Mise en ligne : 12 septembre 2003

Dernière modification : 15 mai 2005

Texte de l'article :

« Cellule 223. Vendredi 12 h 30.
Cellule 223. C’est là que j’habite, c’est là que je t’attends. Au moment de décrire un peu pour les yeux de ton cœur, j’y renonce. Décrit-on une cellule, cet étau de béton de fer et de contraintes aux dents féroces qui mordent l’âme et le corps, et ou seulement ce qui vient de l’extérieur a le pouvoir de faire de la lumière ? Ça ne voudrait rien dire que je dise le lit solitaire, le lavabo, le placard, l’exiguïté, le mur-souffrance le gris-misère jaune pisseux sur lequel j’ai collé ma joie à moi, mes rêves, mes peintures, mais beautés , surtout celles qui me viennent de toi, et les romans de couleurs et d’espoirs vu à travers le prisme de ton âme et de ton corps... Que j’attends. D’ailleurs là ne résident pas essentiellement le sens et le but de ma description. Même ceux qui ont visité les prison de long en large n’ont rien compris à la vie carcérale, à ce qui s’inscrit dans le psychisme d’un détenu et jusqu’en chacune de ces fibres. Parcourir un couloir propre, un atelier fonctionnel, un terrain de sport, des cuisines rutilantes, des cellules acceptables, ça ne donne aucune idée de ce qu’est une longue peine de prison. Pour moi tout cela n’a pas de signification propre si je n’y ajoute l’invécu d’hier et le vécu d’aujourd’hui. Ça ne voudrait rien dire sans tout le reste : les longues saisons d’inamour, le soleil qui me manquait de toi avant de te connaître, la solitude pourtant déjà habituée de toi malgré l’enfer des autres et, pire, celui du système fait pour briser, contre lequel il faut lutter de toutes ses forces pour rester un homme debout.

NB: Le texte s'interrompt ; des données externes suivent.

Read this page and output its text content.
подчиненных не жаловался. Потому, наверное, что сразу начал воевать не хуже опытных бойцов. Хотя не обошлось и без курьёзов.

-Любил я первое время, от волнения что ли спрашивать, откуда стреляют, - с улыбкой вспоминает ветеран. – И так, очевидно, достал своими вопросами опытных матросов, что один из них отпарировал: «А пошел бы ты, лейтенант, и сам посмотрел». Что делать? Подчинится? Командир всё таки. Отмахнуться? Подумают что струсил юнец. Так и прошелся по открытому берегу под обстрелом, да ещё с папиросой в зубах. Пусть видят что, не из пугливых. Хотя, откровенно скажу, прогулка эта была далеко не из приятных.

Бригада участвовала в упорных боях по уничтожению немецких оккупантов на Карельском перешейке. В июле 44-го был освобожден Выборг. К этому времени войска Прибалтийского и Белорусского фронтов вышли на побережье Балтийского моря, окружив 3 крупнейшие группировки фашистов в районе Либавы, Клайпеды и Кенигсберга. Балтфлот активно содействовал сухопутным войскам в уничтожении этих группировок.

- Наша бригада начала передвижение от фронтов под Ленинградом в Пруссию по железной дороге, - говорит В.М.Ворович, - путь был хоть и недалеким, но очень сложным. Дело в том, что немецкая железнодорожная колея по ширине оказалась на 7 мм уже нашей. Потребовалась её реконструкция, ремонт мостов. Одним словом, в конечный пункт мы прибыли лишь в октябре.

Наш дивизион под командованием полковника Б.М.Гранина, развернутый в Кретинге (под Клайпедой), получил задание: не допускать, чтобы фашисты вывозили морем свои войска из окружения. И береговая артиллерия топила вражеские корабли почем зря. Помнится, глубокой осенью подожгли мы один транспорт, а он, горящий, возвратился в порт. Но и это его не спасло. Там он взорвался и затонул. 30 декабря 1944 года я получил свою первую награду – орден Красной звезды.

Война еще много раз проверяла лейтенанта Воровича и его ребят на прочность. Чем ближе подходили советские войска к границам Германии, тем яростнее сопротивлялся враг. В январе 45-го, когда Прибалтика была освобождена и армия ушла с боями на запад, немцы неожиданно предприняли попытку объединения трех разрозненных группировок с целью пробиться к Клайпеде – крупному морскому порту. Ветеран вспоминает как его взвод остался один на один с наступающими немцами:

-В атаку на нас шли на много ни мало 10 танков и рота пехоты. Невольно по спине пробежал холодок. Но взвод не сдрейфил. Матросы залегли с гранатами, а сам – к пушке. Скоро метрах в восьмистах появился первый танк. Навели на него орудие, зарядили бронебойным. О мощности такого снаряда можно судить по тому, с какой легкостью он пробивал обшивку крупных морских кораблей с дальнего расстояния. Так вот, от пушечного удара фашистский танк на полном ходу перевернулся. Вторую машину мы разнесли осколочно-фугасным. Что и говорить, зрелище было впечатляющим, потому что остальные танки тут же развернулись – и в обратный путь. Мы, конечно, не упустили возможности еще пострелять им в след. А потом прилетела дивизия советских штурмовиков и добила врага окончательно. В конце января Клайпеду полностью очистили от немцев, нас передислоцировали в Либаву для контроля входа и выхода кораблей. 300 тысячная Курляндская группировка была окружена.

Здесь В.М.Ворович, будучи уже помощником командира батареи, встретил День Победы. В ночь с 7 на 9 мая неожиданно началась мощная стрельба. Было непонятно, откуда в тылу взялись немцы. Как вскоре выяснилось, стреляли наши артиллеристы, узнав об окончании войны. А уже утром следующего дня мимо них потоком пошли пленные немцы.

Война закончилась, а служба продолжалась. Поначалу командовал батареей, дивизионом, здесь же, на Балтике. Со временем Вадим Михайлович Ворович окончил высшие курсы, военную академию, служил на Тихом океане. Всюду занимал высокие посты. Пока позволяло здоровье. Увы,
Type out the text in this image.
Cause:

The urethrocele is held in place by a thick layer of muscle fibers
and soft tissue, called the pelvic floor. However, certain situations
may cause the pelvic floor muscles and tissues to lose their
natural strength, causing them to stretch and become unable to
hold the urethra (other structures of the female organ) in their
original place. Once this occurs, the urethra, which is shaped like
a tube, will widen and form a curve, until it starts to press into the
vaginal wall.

Ce qui vient sous ma plume à cet instant où je te fais partager mon parcours, de la cellule 223 ans.. à toi que je vais retrouver toute à l’heure dans ce parloir à quatre mains, à deux cœurs, c’est le voyage que fait chaque détenu vers le seul endroit de la prison où il se retrouve presque entier. Personne ne peut appréhender cela qui ne l’a vécu ! Même le jour et l’heure ne veulent plus rien dire. Regarde, mon amour, aujourd’hui le monde autour de nous en est à vendredi 12 h 30. Mais nous ? »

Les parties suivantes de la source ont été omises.